Loving Light notes that this help is critical to a client’s success.

“As long as clients’ judgments about right and wrong are made from low levels of moral reasoning, counseling them, training them in job skills, and even punishing them will have little insignificantly long-lasting impact on their behavior,” its website states. “They must be confronted with the consequences of their behavior and the effect that it has had on their family, friends and community.”

Another graduate at Tuesday’s ceremony was Kimberly Dowling of Kill Devil Hills.

Dowling, 22, declined to talk in detail about her past, but said she got into trouble by hanging out with the wrong people.

"I knew the road that I was going down wasn't going to get me anywhere," she said.

Dowling said Loving Light’s Moral Reconation Therapy program helped because through it she was able to "evaluate everything in my life and take a step back and think about what is going on my life, and how it's affecting me and how I need to change and fix everything."

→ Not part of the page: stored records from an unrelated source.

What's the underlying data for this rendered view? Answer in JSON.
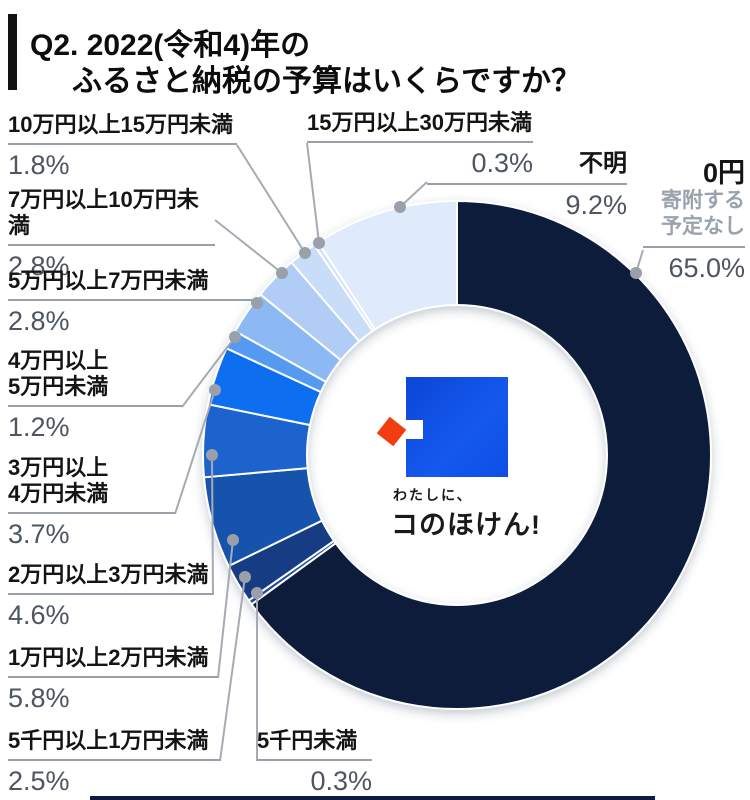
{
  "title": {
    "line1": "Q2. 2022(令和4)年の",
    "line2": "ふるさと納税の予算はいくらですか？"
  },
  "center_logo": {
    "tagline": "わたしに、",
    "brand": "コのほけん!"
  },
  "chart_data": {
    "type": "pie",
    "variant": "donut",
    "title": "2022(令和4)年のふるさと納税の予算",
    "unit": "%",
    "total": 100.0,
    "start_angle_deg": 0,
    "direction": "clockwise",
    "legend_position": "callouts-around-donut",
    "segments": [
      {
        "label": "0円",
        "sublabel": "寄附する\n予定なし",
        "value": 65.0,
        "display": "65.0%",
        "color": "#0e1c3a"
      },
      {
        "label": "5千円未満",
        "value": 0.3,
        "display": "0.3%",
        "color": "#1c4d9d"
      },
      {
        "label": "5千円以上1万円未満",
        "value": 2.5,
        "display": "2.5%",
        "color": "#123e83"
      },
      {
        "label": "1万円以上2万円未満",
        "value": 5.8,
        "display": "5.8%",
        "color": "#1453ac"
      },
      {
        "label": "2万円以上3万円未満",
        "value": 4.6,
        "display": "4.6%",
        "color": "#1b64cd"
      },
      {
        "label": "3万円以上\n4万円未満",
        "value": 3.7,
        "display": "3.7%",
        "color": "#0d6ef0"
      },
      {
        "label": "4万円以上\n5万円未満",
        "value": 1.2,
        "display": "1.2%",
        "color": "#539af0"
      },
      {
        "label": "5万円以上7万円未満",
        "value": 2.8,
        "display": "2.8%",
        "color": "#8cb9f3"
      },
      {
        "label": "7万円以上10万円未満",
        "value": 2.8,
        "display": "2.8%",
        "color": "#b1ccf5"
      },
      {
        "label": "10万円以上15万円未満",
        "value": 1.8,
        "display": "1.8%",
        "color": "#c9dcf8"
      },
      {
        "label": "15万円以上30万円未満",
        "value": 0.3,
        "display": "0.3%",
        "color": "#d4e2f9"
      },
      {
        "label": "不明",
        "value": 9.2,
        "display": "9.2%",
        "color": "#dfeafb"
      }
    ]
  }
}
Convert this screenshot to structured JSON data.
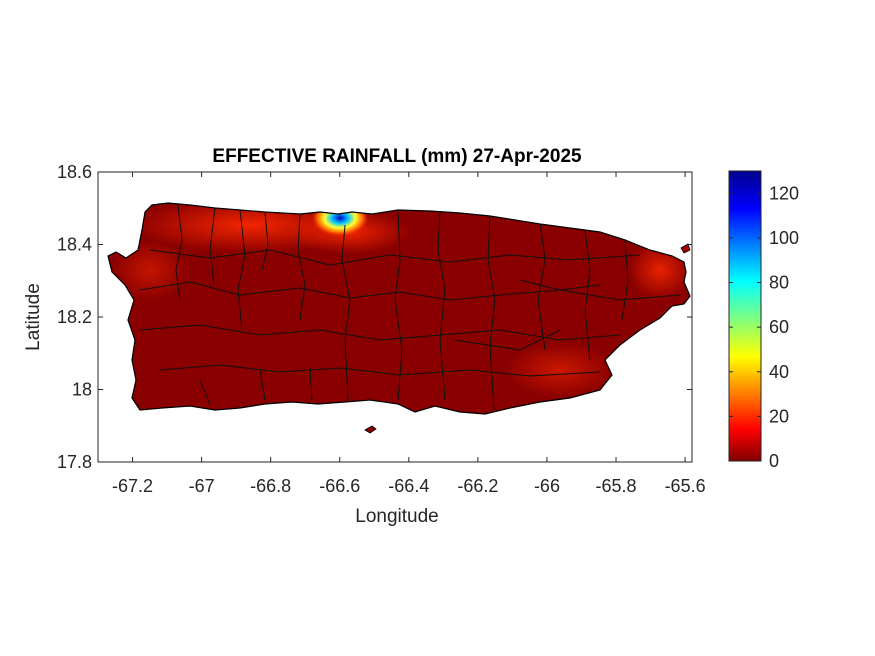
{
  "title": "EFFECTIVE RAINFALL (mm) 27-Apr-2025",
  "xlabel": "Longitude",
  "ylabel": "Latitude",
  "x_ticks": [
    "-67.2",
    "-67",
    "-66.8",
    "-66.6",
    "-66.4",
    "-66.2",
    "-66",
    "-65.8",
    "-65.6"
  ],
  "y_ticks": [
    "18.6",
    "18.4",
    "18.2",
    "18",
    "17.8"
  ],
  "colorbar_ticks": [
    "120",
    "100",
    "80",
    "60",
    "40",
    "20",
    "0"
  ],
  "chart_data": {
    "type": "heatmap",
    "title": "EFFECTIVE RAINFALL (mm) 27-Apr-2025",
    "xlabel": "Longitude",
    "ylabel": "Latitude",
    "xlim": [
      -67.3,
      -65.58
    ],
    "ylim": [
      17.8,
      18.6
    ],
    "x_ticks": [
      -67.2,
      -67,
      -66.8,
      -66.6,
      -66.4,
      -66.2,
      -66,
      -65.8,
      -65.6
    ],
    "y_ticks": [
      18.6,
      18.4,
      18.2,
      18,
      17.8
    ],
    "colorbar": {
      "min": 0,
      "max": 130,
      "ticks": [
        0,
        20,
        40,
        60,
        80,
        100,
        120
      ],
      "colormap": "jet"
    },
    "grid": false,
    "typical_value_range": [
      0,
      25
    ],
    "maximum_area": {
      "lon": -66.6,
      "lat": 18.47,
      "value": 130
    }
  },
  "colors": {
    "low": "#800000",
    "mid_low": "#ff3000",
    "high": "#00008f"
  }
}
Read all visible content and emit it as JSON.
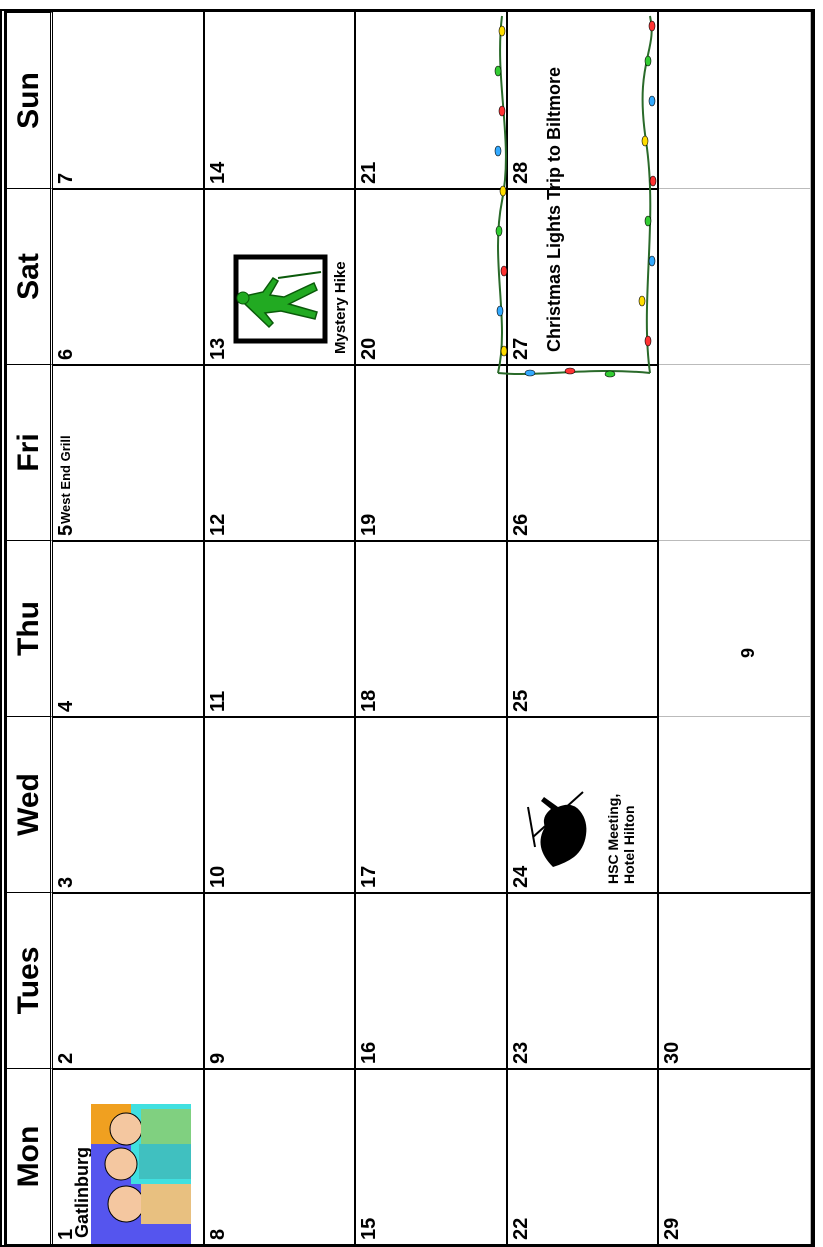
{
  "weekdays": [
    "Mon",
    "Tues",
    "Wed",
    "Thu",
    "Fri",
    "Sat",
    "Sun"
  ],
  "weeks": [
    [
      "1",
      "2",
      "3",
      "4",
      "5",
      "6",
      "7"
    ],
    [
      "8",
      "9",
      "10",
      "11",
      "12",
      "13",
      "14"
    ],
    [
      "15",
      "16",
      "17",
      "18",
      "19",
      "20",
      "21"
    ],
    [
      "22",
      "23",
      "24",
      "25",
      "26",
      "27",
      "28"
    ],
    [
      "29",
      "30",
      "",
      "",
      "",
      "",
      ""
    ]
  ],
  "events": {
    "gatlinburg": "Gatlinburg",
    "west_end_grill": "West End Grill",
    "mystery_hike": "Mystery Hike",
    "hsc_meeting_line1": "HSC Meeting,",
    "hsc_meeting_line2": "Hotel Hilton",
    "christmas_lights": "Christmas Lights Trip to Biltmore",
    "stray_number": "9"
  },
  "icons": [
    "family-clipart-icon",
    "hiker-clipart-icon",
    "skier-clipart-icon",
    "christmas-lights-icon"
  ],
  "colors": {
    "line": "#000000",
    "hiker_green": "#22aa22",
    "family_blue": "#4444ee",
    "family_orange": "#f0a020"
  }
}
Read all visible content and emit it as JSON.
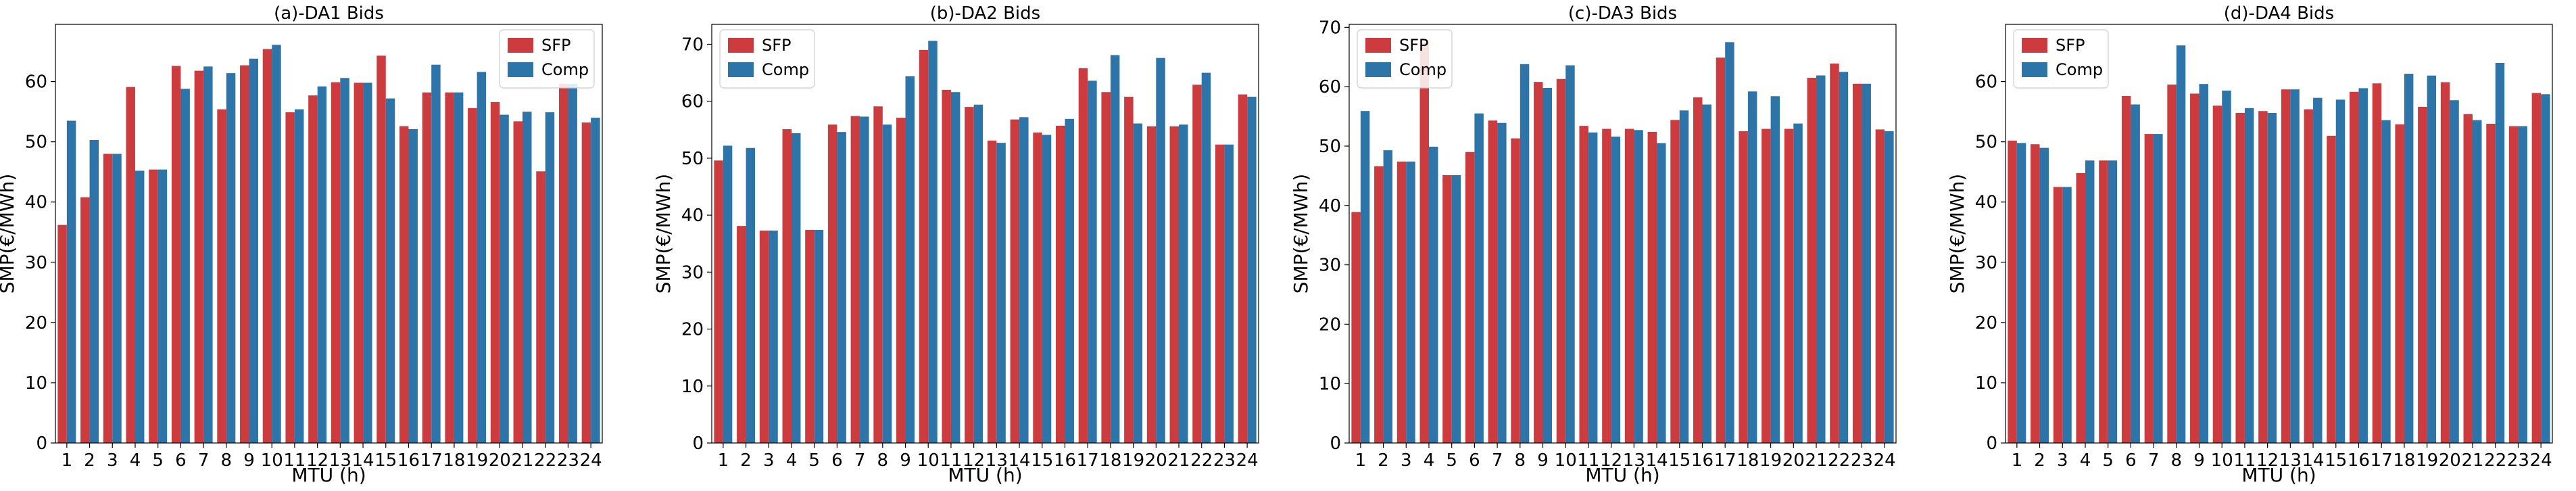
{
  "colors": {
    "sfp": "#cc3b3d",
    "comp": "#2d74a8"
  },
  "chart_data": [
    {
      "type": "bar",
      "title": "(a)-DA1 Bids",
      "xlabel": "MTU (h)",
      "ylabel": "SMP(€/MWh)",
      "categories": [
        "1",
        "2",
        "3",
        "4",
        "5",
        "6",
        "7",
        "8",
        "9",
        "10",
        "11",
        "12",
        "13",
        "14",
        "15",
        "16",
        "17",
        "18",
        "19",
        "20",
        "21",
        "22",
        "23",
        "24"
      ],
      "ylim": [
        0,
        69.5
      ],
      "yticks": [
        0,
        10,
        20,
        30,
        40,
        50,
        60
      ],
      "legend_position": "top-right",
      "series": [
        {
          "name": "SFP",
          "values": [
            36.2,
            40.8,
            48.0,
            59.1,
            45.4,
            62.6,
            61.8,
            55.4,
            62.7,
            65.4,
            54.9,
            57.7,
            59.9,
            59.8,
            64.3,
            52.6,
            58.2,
            58.2,
            55.6,
            56.6,
            53.4,
            45.1,
            59.6,
            53.2
          ]
        },
        {
          "name": "Comp",
          "values": [
            53.5,
            50.3,
            48.0,
            45.2,
            45.4,
            58.8,
            62.5,
            61.4,
            63.8,
            66.1,
            55.4,
            59.2,
            60.6,
            59.8,
            57.2,
            52.1,
            62.8,
            58.2,
            61.6,
            54.5,
            55.0,
            54.9,
            59.6,
            54.0
          ]
        }
      ]
    },
    {
      "type": "bar",
      "title": "(b)-DA2 Bids",
      "xlabel": "MTU (h)",
      "ylabel": "SMP(€/MWh)",
      "categories": [
        "1",
        "2",
        "3",
        "4",
        "5",
        "6",
        "7",
        "8",
        "9",
        "10",
        "11",
        "12",
        "13",
        "14",
        "15",
        "16",
        "17",
        "18",
        "19",
        "20",
        "21",
        "22",
        "23",
        "24"
      ],
      "ylim": [
        0,
        73.5
      ],
      "yticks": [
        0,
        10,
        20,
        30,
        40,
        50,
        60,
        70
      ],
      "legend_position": "top-left",
      "series": [
        {
          "name": "SFP",
          "values": [
            49.6,
            38.1,
            37.3,
            55.1,
            37.4,
            55.9,
            57.4,
            59.1,
            57.1,
            69.0,
            62.0,
            59.0,
            53.1,
            56.8,
            54.5,
            55.7,
            65.8,
            61.6,
            60.8,
            55.6,
            55.6,
            62.9,
            52.4,
            61.2
          ]
        },
        {
          "name": "Comp",
          "values": [
            52.2,
            51.8,
            37.3,
            54.4,
            37.4,
            54.6,
            57.3,
            55.9,
            64.4,
            70.6,
            61.6,
            59.4,
            52.7,
            57.2,
            54.1,
            56.9,
            63.6,
            68.1,
            56.1,
            67.6,
            55.9,
            65.0,
            52.4,
            60.8
          ]
        }
      ]
    },
    {
      "type": "bar",
      "title": "(c)-DA3 Bids",
      "xlabel": "MTU (h)",
      "ylabel": "SMP(€/MWh)",
      "categories": [
        "1",
        "2",
        "3",
        "4",
        "5",
        "6",
        "7",
        "8",
        "9",
        "10",
        "11",
        "12",
        "13",
        "14",
        "15",
        "16",
        "17",
        "18",
        "19",
        "20",
        "21",
        "22",
        "23",
        "24"
      ],
      "ylim": [
        0,
        70.5
      ],
      "yticks": [
        0,
        10,
        20,
        30,
        40,
        50,
        60,
        70
      ],
      "legend_position": "top-left",
      "series": [
        {
          "name": "SFP",
          "values": [
            38.9,
            46.6,
            47.4,
            67.3,
            45.1,
            49.0,
            54.3,
            51.3,
            60.8,
            61.3,
            53.4,
            52.9,
            52.9,
            52.4,
            54.4,
            58.2,
            64.9,
            52.5,
            52.9,
            52.9,
            61.5,
            63.9,
            60.5,
            52.8
          ]
        },
        {
          "name": "Comp",
          "values": [
            55.9,
            49.3,
            47.4,
            49.9,
            45.1,
            55.5,
            53.9,
            63.8,
            59.8,
            63.6,
            52.3,
            51.6,
            52.7,
            50.5,
            56.0,
            57.0,
            67.5,
            59.2,
            58.4,
            53.8,
            61.9,
            62.5,
            60.5,
            52.5
          ]
        }
      ]
    },
    {
      "type": "bar",
      "title": "(d)-DA4 Bids",
      "xlabel": "MTU (h)",
      "ylabel": "SMP(€/MWh)",
      "categories": [
        "1",
        "2",
        "3",
        "4",
        "5",
        "6",
        "7",
        "8",
        "9",
        "10",
        "11",
        "12",
        "13",
        "14",
        "15",
        "16",
        "17",
        "18",
        "19",
        "20",
        "21",
        "22",
        "23",
        "24"
      ],
      "ylim": [
        0,
        69.5
      ],
      "yticks": [
        0,
        10,
        20,
        30,
        40,
        50,
        60
      ],
      "legend_position": "top-left",
      "series": [
        {
          "name": "SFP",
          "values": [
            50.2,
            49.6,
            42.5,
            44.8,
            46.9,
            57.6,
            51.3,
            59.5,
            58.0,
            56.0,
            54.8,
            55.1,
            58.7,
            55.4,
            51.0,
            58.3,
            59.7,
            52.9,
            55.8,
            59.9,
            54.6,
            53.0,
            52.6,
            58.1
          ]
        },
        {
          "name": "Comp",
          "values": [
            49.8,
            49.0,
            42.5,
            46.9,
            46.9,
            56.2,
            51.3,
            66.0,
            59.6,
            58.5,
            55.6,
            54.8,
            58.7,
            57.3,
            57.0,
            58.9,
            53.6,
            61.3,
            61.0,
            56.9,
            53.6,
            63.1,
            52.6,
            57.9
          ]
        }
      ]
    }
  ]
}
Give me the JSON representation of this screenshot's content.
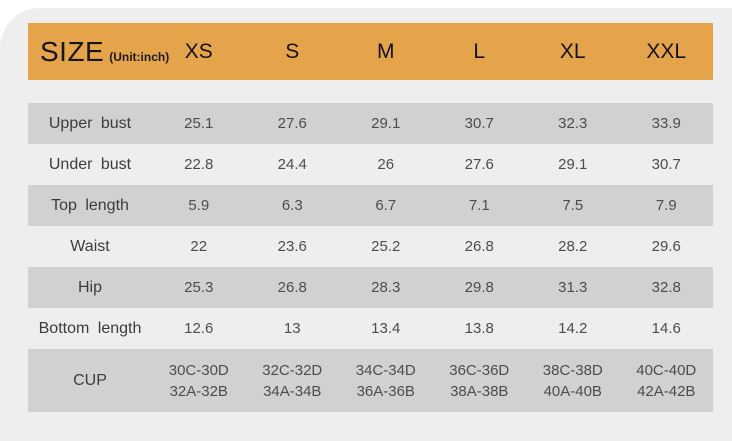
{
  "chart_data": {
    "type": "table",
    "title": "SIZE",
    "unit_label": "(Unit:inch)",
    "columns": [
      "XS",
      "S",
      "M",
      "L",
      "XL",
      "XXL"
    ],
    "rows": [
      {
        "label": "Upper bust",
        "striped": true,
        "values": [
          "25.1",
          "27.6",
          "29.1",
          "30.7",
          "32.3",
          "33.9"
        ]
      },
      {
        "label": "Under bust",
        "striped": false,
        "values": [
          "22.8",
          "24.4",
          "26",
          "27.6",
          "29.1",
          "30.7"
        ]
      },
      {
        "label": "Top length",
        "striped": true,
        "values": [
          "5.9",
          "6.3",
          "6.7",
          "7.1",
          "7.5",
          "7.9"
        ]
      },
      {
        "label": "Waist",
        "striped": false,
        "values": [
          "22",
          "23.6",
          "25.2",
          "26.8",
          "28.2",
          "29.6"
        ]
      },
      {
        "label": "Hip",
        "striped": true,
        "values": [
          "25.3",
          "26.8",
          "28.3",
          "29.8",
          "31.3",
          "32.8"
        ]
      },
      {
        "label": "Bottom length",
        "striped": false,
        "values": [
          "12.6",
          "13",
          "13.4",
          "13.8",
          "14.2",
          "14.6"
        ]
      },
      {
        "label": "CUP",
        "striped": true,
        "tall": true,
        "values": [
          [
            "30C-30D",
            "32A-32B"
          ],
          [
            "32C-32D",
            "34A-34B"
          ],
          [
            "34C-34D",
            "36A-36B"
          ],
          [
            "36C-36D",
            "38A-38B"
          ],
          [
            "38C-38D",
            "40A-40B"
          ],
          [
            "40C-40D",
            "42A-42B"
          ]
        ]
      }
    ],
    "colors": {
      "header_background": "#e6a44a",
      "stripe": "#d1d1d1",
      "card_background": "#eeeeee",
      "page_background": "#ffffff"
    }
  }
}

Dowling said she’s happy with her current path in life — a path that includes a child: She’s expecting a little girl.

Ronald Brooks, 28, of Kill Devil Hills, said Tuesday’s graduation from MRT marked the second time he’s completed the program. 

"I just slipped back into the same things,” he said.

Brooks said he was convicted of intent to sell and deliver illegal drugs and has been on probation for about six years.

While he regrets not sticking with what he learned during his first exposure to MRT, he believes that failure will actually be helpful to him going forward. 

“It’s helped me learn what not to do this time," he said.